Commit c8124a33 authored by rjzamora's avatar rjzamora
Browse files

Adding ccio_overview.md, but the documentation is old. I will replace the file...

Adding ccio_overview.md, but the documentation is old. I will replace the file with up-to-date documentetaiton in the next commit (this commiet is just saving older work)
parent 4894c43b
# The Custom-Collective IO (CCIO) Virtual File-Driver Layer (VFDL)
This document is intended to provide an overview of the custom-collective IO (CCIO) virtual file-driver layer (VFDL) for parallel I/O operations in HDF5. The purpose of CCIO is to provide a dedicated optimization layer, on *top* of the existing MPIO virtual file driver (VFD), for the implementation of collective optimizations outside of the MPI-IO library. As it is currently implemented, the CCIO VFDL assumes that an MPI library is available on the system. When enabled, calls to the MPIO VFD can be rerouted into the specialized CCIO routines, which can ultimately use either MPI-IO and/or POSIX/GNI/OFI to interact with the underlying parallel file system (PFS).

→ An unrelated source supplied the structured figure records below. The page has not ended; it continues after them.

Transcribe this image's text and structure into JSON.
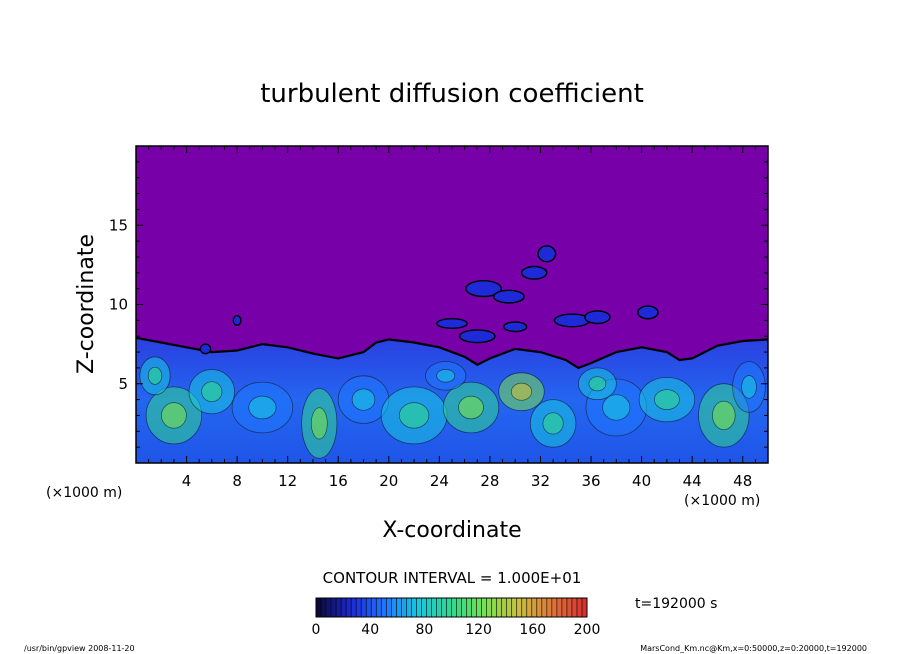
{
  "chart_data": {
    "type": "heatmap",
    "title": "turbulent diffusion coefficient",
    "xlabel": "X-coordinate",
    "ylabel": "Z-coordinate",
    "x_unit": "(×1000 m)",
    "y_unit": "(×1000 m)",
    "xlim": [
      0,
      50
    ],
    "ylim": [
      0,
      20
    ],
    "x_ticks": [
      4,
      8,
      12,
      16,
      20,
      24,
      28,
      32,
      36,
      40,
      44,
      48
    ],
    "y_ticks": [
      5,
      10,
      15
    ],
    "grid": false,
    "contour_interval": "CONTOUR INTERVAL = 1.000E+01",
    "colorbar": {
      "min": 0,
      "max": 200,
      "ticks": [
        "0",
        "40",
        "80",
        "120",
        "160",
        "200"
      ],
      "colors": [
        "#7800a8",
        "#1e2ad8",
        "#1f78ff",
        "#18c8e0",
        "#30d890",
        "#78e050",
        "#c8c040",
        "#e07838",
        "#d83030"
      ]
    },
    "boundary_layer_top": [
      [
        0,
        7.9
      ],
      [
        2,
        7.6
      ],
      [
        4,
        7.3
      ],
      [
        6,
        7.0
      ],
      [
        8,
        7.1
      ],
      [
        10,
        7.5
      ],
      [
        12,
        7.3
      ],
      [
        14,
        6.9
      ],
      [
        16,
        6.6
      ],
      [
        18,
        7.0
      ],
      [
        19,
        7.6
      ],
      [
        20,
        7.8
      ],
      [
        22,
        7.6
      ],
      [
        24,
        7.3
      ],
      [
        26,
        6.7
      ],
      [
        27,
        6.2
      ],
      [
        28,
        6.6
      ],
      [
        30,
        7.2
      ],
      [
        32,
        7.0
      ],
      [
        34,
        6.5
      ],
      [
        35,
        6.0
      ],
      [
        36,
        6.3
      ],
      [
        38,
        7.0
      ],
      [
        40,
        7.3
      ],
      [
        42,
        7.0
      ],
      [
        43,
        6.5
      ],
      [
        44,
        6.6
      ],
      [
        46,
        7.4
      ],
      [
        48,
        7.7
      ],
      [
        50,
        7.8
      ]
    ],
    "time_label": "t=192000 s",
    "footer_left": "/usr/bin/gpview  2008-11-20",
    "footer_right": "MarsCond_Km.nc@Km,x=0:50000,z=0:20000,t=192000"
  }
}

The CCIO VFDL is designed to support/modify HDF5 `select_write` and `select_read` operations. For example, in the MPIO VFD, a `select_write` call will utilize `H5FD_mpio_custom_write`, which transfers data between *flatbuf* structures in both file and memory space. When such an operation is performed, the default HDF5 call path can be overridden by a custom CCIO algorithm.
An ideal CCIO end product will contain a suite of optimizations for system-aware data aggregation and PFS access. Since, by default, parallel HDF5 relies on the underlying MPI-IO library for collective I/O performance, the key advantage of this new layer is that it provides a dedicated module for the implementation of algorithms that may be missing from the available MPI-IO libraries on a given system (and/or may have unnecessary overhead within the existing HDF5 MPIO-VFD). The optimizations implemented in this new layer may be system dependent, application dependent, and/or experimental.

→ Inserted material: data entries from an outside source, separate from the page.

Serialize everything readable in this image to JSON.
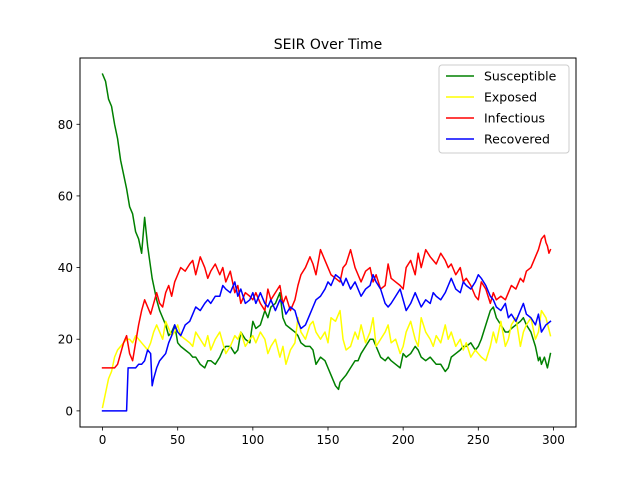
{
  "chart_data": {
    "type": "line",
    "title": "SEIR Over Time",
    "xlabel": "",
    "ylabel": "",
    "xlim": [
      -15,
      315
    ],
    "ylim": [
      -4.5,
      98.5
    ],
    "xticks": [
      0,
      50,
      100,
      150,
      200,
      250,
      300
    ],
    "yticks": [
      0,
      20,
      40,
      60,
      80
    ],
    "grid": false,
    "legend_position": "top-right",
    "series": [
      {
        "name": "Susceptible",
        "color": "#008000",
        "x": [
          0,
          2,
          4,
          6,
          8,
          10,
          12,
          14,
          16,
          18,
          20,
          22,
          24,
          26,
          28,
          30,
          32,
          33,
          34,
          36,
          38,
          40,
          42,
          44,
          46,
          48,
          50,
          52,
          55,
          58,
          60,
          62,
          65,
          68,
          70,
          72,
          75,
          78,
          80,
          82,
          85,
          88,
          90,
          92,
          95,
          98,
          100,
          102,
          105,
          108,
          110,
          112,
          115,
          118,
          120,
          122,
          125,
          128,
          130,
          132,
          135,
          138,
          140,
          142,
          145,
          148,
          150,
          152,
          155,
          157,
          158,
          160,
          162,
          165,
          168,
          170,
          172,
          175,
          178,
          180,
          182,
          185,
          188,
          190,
          192,
          195,
          198,
          200,
          202,
          205,
          208,
          210,
          212,
          215,
          218,
          220,
          222,
          225,
          228,
          230,
          232,
          235,
          238,
          240,
          242,
          245,
          248,
          250,
          252,
          255,
          258,
          260,
          262,
          265,
          268,
          270,
          272,
          275,
          278,
          280,
          282,
          285,
          288,
          290,
          291,
          292,
          294,
          296,
          298
        ],
        "values": [
          94,
          92,
          87,
          85,
          80,
          76,
          70,
          66,
          62,
          57,
          55,
          50,
          48,
          44,
          54,
          46,
          40,
          37,
          35,
          31,
          28,
          26,
          24,
          21,
          22,
          24,
          19,
          18,
          17,
          16,
          15,
          15,
          13,
          12,
          14,
          14,
          13,
          15,
          17,
          18,
          18,
          16,
          17,
          22,
          20,
          19,
          25,
          23,
          24,
          28,
          26,
          29,
          30,
          33,
          26,
          24,
          23,
          22,
          21,
          19,
          18,
          18,
          17,
          13,
          15,
          14,
          12,
          10,
          7,
          6,
          8,
          9,
          10,
          12,
          14,
          14,
          16,
          18,
          20,
          20,
          18,
          15,
          14,
          15,
          14,
          13,
          12,
          16,
          15,
          16,
          18,
          17,
          15,
          14,
          15,
          14,
          13,
          13,
          11,
          12,
          15,
          16,
          17,
          18,
          18,
          19,
          17,
          18,
          20,
          24,
          28,
          29,
          26,
          24,
          22,
          22,
          23,
          24,
          25,
          26,
          24,
          22,
          18,
          14,
          15,
          13,
          15,
          12,
          16
        ]
      },
      {
        "name": "Exposed",
        "color": "#ffff00",
        "x": [
          0,
          2,
          4,
          6,
          8,
          10,
          12,
          14,
          16,
          18,
          20,
          22,
          24,
          26,
          28,
          30,
          32,
          34,
          36,
          38,
          40,
          42,
          44,
          46,
          48,
          50,
          52,
          55,
          58,
          60,
          62,
          65,
          68,
          70,
          72,
          75,
          78,
          80,
          82,
          85,
          88,
          90,
          92,
          95,
          98,
          100,
          102,
          105,
          108,
          110,
          112,
          115,
          118,
          120,
          122,
          125,
          128,
          130,
          132,
          135,
          138,
          140,
          142,
          145,
          148,
          150,
          152,
          155,
          158,
          160,
          162,
          165,
          168,
          170,
          172,
          175,
          178,
          180,
          182,
          185,
          188,
          190,
          192,
          195,
          198,
          200,
          202,
          205,
          208,
          210,
          212,
          215,
          218,
          220,
          222,
          225,
          228,
          230,
          232,
          235,
          238,
          240,
          242,
          245,
          248,
          250,
          252,
          255,
          258,
          260,
          262,
          265,
          268,
          270,
          272,
          275,
          278,
          280,
          282,
          285,
          288,
          290,
          292,
          295,
          298
        ],
        "values": [
          1,
          5,
          9,
          11,
          15,
          17,
          18,
          19,
          20,
          20,
          19,
          21,
          20,
          19,
          18,
          17,
          19,
          22,
          24,
          22,
          20,
          25,
          23,
          21,
          22,
          24,
          21,
          20,
          19,
          18,
          22,
          20,
          18,
          21,
          17,
          20,
          22,
          19,
          16,
          18,
          21,
          20,
          22,
          18,
          20,
          21,
          19,
          22,
          20,
          16,
          18,
          20,
          15,
          18,
          13,
          17,
          19,
          26,
          22,
          20,
          24,
          25,
          22,
          20,
          22,
          19,
          26,
          25,
          28,
          20,
          17,
          18,
          22,
          20,
          24,
          19,
          22,
          26,
          18,
          20,
          22,
          24,
          19,
          20,
          16,
          18,
          22,
          25,
          20,
          18,
          26,
          22,
          20,
          18,
          21,
          19,
          24,
          20,
          22,
          18,
          20,
          17,
          19,
          15,
          17,
          16,
          15,
          14,
          18,
          22,
          19,
          25,
          18,
          20,
          24,
          26,
          18,
          22,
          24,
          26,
          20,
          22,
          28,
          26,
          21
        ]
      },
      {
        "name": "Infectious",
        "color": "#ff0000",
        "x": [
          0,
          2,
          4,
          6,
          8,
          10,
          12,
          14,
          16,
          18,
          20,
          22,
          24,
          26,
          28,
          30,
          32,
          34,
          36,
          38,
          40,
          42,
          44,
          46,
          48,
          50,
          52,
          55,
          58,
          60,
          62,
          65,
          68,
          70,
          72,
          75,
          78,
          80,
          82,
          85,
          88,
          90,
          92,
          95,
          98,
          100,
          102,
          105,
          108,
          110,
          112,
          115,
          118,
          120,
          122,
          125,
          128,
          130,
          132,
          135,
          138,
          140,
          142,
          145,
          148,
          150,
          152,
          155,
          158,
          160,
          162,
          165,
          168,
          170,
          172,
          175,
          178,
          180,
          182,
          185,
          188,
          190,
          192,
          195,
          198,
          200,
          202,
          205,
          208,
          210,
          212,
          215,
          218,
          220,
          222,
          225,
          228,
          230,
          232,
          235,
          238,
          240,
          242,
          245,
          248,
          250,
          252,
          255,
          258,
          260,
          262,
          265,
          268,
          270,
          272,
          275,
          278,
          280,
          282,
          285,
          288,
          290,
          292,
          294,
          295,
          296,
          297,
          298
        ],
        "values": [
          12,
          12,
          12,
          12,
          12,
          13,
          16,
          19,
          21,
          16,
          14,
          19,
          24,
          28,
          31,
          29,
          27,
          30,
          33,
          30,
          29,
          33,
          35,
          32,
          36,
          38,
          40,
          39,
          41,
          42,
          38,
          43,
          40,
          37,
          39,
          41,
          38,
          40,
          36,
          39,
          33,
          35,
          30,
          33,
          32,
          31,
          33,
          30,
          28,
          34,
          31,
          33,
          35,
          30,
          32,
          28,
          31,
          35,
          38,
          40,
          43,
          41,
          38,
          45,
          42,
          40,
          38,
          37,
          36,
          40,
          41,
          45,
          40,
          38,
          36,
          39,
          40,
          36,
          38,
          34,
          35,
          41,
          37,
          36,
          35,
          34,
          40,
          42,
          38,
          44,
          40,
          45,
          43,
          42,
          41,
          44,
          42,
          40,
          41,
          38,
          40,
          36,
          37,
          35,
          32,
          31,
          36,
          34,
          30,
          33,
          31,
          32,
          31,
          33,
          35,
          34,
          37,
          36,
          39,
          40,
          43,
          45,
          48,
          49,
          47,
          46,
          44,
          45
        ]
      },
      {
        "name": "Recovered",
        "color": "#0000ff",
        "x": [
          0,
          2,
          4,
          6,
          8,
          10,
          12,
          14,
          16,
          17,
          18,
          20,
          22,
          24,
          26,
          28,
          30,
          32,
          33,
          34,
          36,
          38,
          40,
          42,
          44,
          46,
          48,
          50,
          52,
          55,
          58,
          60,
          62,
          65,
          68,
          70,
          72,
          75,
          78,
          80,
          82,
          85,
          88,
          90,
          92,
          95,
          98,
          100,
          102,
          105,
          108,
          110,
          112,
          115,
          118,
          120,
          122,
          125,
          128,
          130,
          132,
          135,
          138,
          140,
          142,
          145,
          148,
          150,
          152,
          155,
          158,
          160,
          162,
          165,
          168,
          170,
          172,
          175,
          178,
          180,
          182,
          185,
          188,
          190,
          192,
          195,
          198,
          200,
          202,
          205,
          208,
          210,
          212,
          215,
          218,
          220,
          222,
          225,
          228,
          230,
          232,
          235,
          238,
          240,
          242,
          245,
          248,
          250,
          252,
          255,
          258,
          260,
          262,
          265,
          268,
          270,
          272,
          275,
          278,
          280,
          282,
          285,
          288,
          290,
          292,
          295,
          298
        ],
        "values": [
          0,
          0,
          0,
          0,
          0,
          0,
          0,
          0,
          0,
          12,
          12,
          12,
          12,
          13,
          13,
          14,
          17,
          16,
          7,
          9,
          12,
          14,
          15,
          16,
          19,
          21,
          24,
          22,
          21,
          24,
          25,
          27,
          29,
          28,
          30,
          31,
          30,
          32,
          32,
          35,
          34,
          33,
          36,
          32,
          34,
          30,
          31,
          33,
          30,
          33,
          30,
          29,
          31,
          28,
          31,
          30,
          27,
          29,
          28,
          25,
          23,
          24,
          27,
          29,
          31,
          32,
          34,
          36,
          35,
          38,
          37,
          35,
          37,
          34,
          36,
          34,
          32,
          34,
          35,
          38,
          36,
          34,
          30,
          29,
          30,
          32,
          34,
          31,
          28,
          30,
          33,
          31,
          29,
          31,
          30,
          33,
          32,
          31,
          33,
          35,
          37,
          34,
          33,
          36,
          35,
          34,
          36,
          38,
          37,
          35,
          32,
          31,
          29,
          28,
          30,
          26,
          27,
          25,
          28,
          30,
          27,
          26,
          24,
          27,
          22,
          24,
          25
        ]
      }
    ]
  }
}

![alt text](softstack.png "Software Stack")
**Fig 1.** *Relative position of the CCIO VFDL within the larger HDF5 software stack. The new optimization layer is closely integrated with the MPIO VFD. From the perspective of the user-application, CCIO-based optimizations are simply modified versions of default MPIO-driver routines.*
Currently, the existing CCIO implementation includes:
1. An optimized aggregation algorithm for *two-phase* I/O (For both *read* and *write* operations). This optimization leverages **one-sided** (RMA) communication to minimize aggregation overhead, and ultimately improve scalability. The implementation also avoids the overhead of constructing/deconstructing `MPI_Datatype` objects.

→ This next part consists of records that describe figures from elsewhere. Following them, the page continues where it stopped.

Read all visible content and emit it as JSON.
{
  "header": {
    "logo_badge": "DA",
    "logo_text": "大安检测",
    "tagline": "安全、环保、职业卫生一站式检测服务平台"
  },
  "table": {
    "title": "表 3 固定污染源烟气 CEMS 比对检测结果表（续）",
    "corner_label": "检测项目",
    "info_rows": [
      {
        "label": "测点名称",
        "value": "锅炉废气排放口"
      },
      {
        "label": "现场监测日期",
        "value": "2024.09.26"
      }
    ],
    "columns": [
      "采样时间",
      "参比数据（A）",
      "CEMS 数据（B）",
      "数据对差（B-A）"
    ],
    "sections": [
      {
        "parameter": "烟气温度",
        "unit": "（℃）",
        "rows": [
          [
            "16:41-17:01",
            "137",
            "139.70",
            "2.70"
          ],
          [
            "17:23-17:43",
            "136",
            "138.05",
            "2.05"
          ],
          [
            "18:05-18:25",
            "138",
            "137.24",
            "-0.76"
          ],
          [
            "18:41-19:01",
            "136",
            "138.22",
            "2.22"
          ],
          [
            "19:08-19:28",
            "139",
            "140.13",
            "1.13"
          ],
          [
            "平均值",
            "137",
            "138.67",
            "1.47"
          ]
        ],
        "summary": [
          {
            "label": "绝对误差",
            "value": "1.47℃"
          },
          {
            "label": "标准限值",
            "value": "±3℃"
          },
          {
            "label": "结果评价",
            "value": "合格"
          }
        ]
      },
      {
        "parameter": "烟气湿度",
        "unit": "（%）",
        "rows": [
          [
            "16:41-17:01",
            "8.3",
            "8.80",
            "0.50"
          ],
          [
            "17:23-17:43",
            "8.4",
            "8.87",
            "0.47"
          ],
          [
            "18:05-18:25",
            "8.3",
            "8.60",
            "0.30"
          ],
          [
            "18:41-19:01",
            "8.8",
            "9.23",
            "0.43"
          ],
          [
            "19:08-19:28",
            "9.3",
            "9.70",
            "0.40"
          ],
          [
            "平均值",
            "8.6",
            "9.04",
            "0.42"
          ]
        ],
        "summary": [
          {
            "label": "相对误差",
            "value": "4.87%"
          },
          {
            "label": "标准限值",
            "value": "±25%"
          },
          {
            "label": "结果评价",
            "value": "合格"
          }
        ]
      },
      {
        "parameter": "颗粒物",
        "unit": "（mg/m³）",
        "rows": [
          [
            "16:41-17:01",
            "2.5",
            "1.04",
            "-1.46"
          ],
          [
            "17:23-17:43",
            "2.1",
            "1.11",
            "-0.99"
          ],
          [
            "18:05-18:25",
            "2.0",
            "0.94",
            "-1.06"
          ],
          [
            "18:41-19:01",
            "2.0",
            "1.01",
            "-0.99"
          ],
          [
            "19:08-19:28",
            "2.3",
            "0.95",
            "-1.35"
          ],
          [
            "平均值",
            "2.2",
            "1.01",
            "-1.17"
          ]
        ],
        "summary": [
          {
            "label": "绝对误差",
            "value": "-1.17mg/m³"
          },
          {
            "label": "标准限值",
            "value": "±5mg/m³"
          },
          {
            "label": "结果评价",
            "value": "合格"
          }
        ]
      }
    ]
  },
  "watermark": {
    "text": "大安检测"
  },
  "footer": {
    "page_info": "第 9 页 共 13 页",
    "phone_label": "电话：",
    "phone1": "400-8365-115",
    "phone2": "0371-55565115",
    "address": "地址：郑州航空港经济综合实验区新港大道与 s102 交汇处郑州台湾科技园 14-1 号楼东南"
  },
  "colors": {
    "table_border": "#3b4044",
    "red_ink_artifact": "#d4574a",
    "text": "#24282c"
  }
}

2. Topology aware aggregator selection, based on the TAPIOCA library [1].
As illustrated in **Fig 1**, the CCIO VFDL is implemented on top of the MPIO VFD, and it is designed to intercept I/O calls to the MPIO VFD, and apply custom optimizations. The new layer can be understood as an organized collection of *new* MPIO-VFD driver routines, mostly contained in the `H5FDmpio_ccio.c` file (and headers).
![alt text](alt_diagram.png "Detailed Diagram")
**Fig 2.** *More-detailed illustration of the larger HDF5 software stack, and how CCIO fits in.*
## Call Stack Overview
An example of a typical CCIO call-stack is illustrated in **Fig 3** for the case of an `H5DWrite` call with the one-sided aggregation optimization. Currently, activation of this optimization is accomplished by setting the `HDF5_CUSTOM_AGG_WR` environment variable to `yes`. After an `H5DWrite` call, this environment variable is first queried in `H5D__contig_collective_write`, where the usual call to `H5D__inter_collective_io` is redirected to `H5F_select_write` (if `HDF5_CUSTOM_AGG_WR=yes`).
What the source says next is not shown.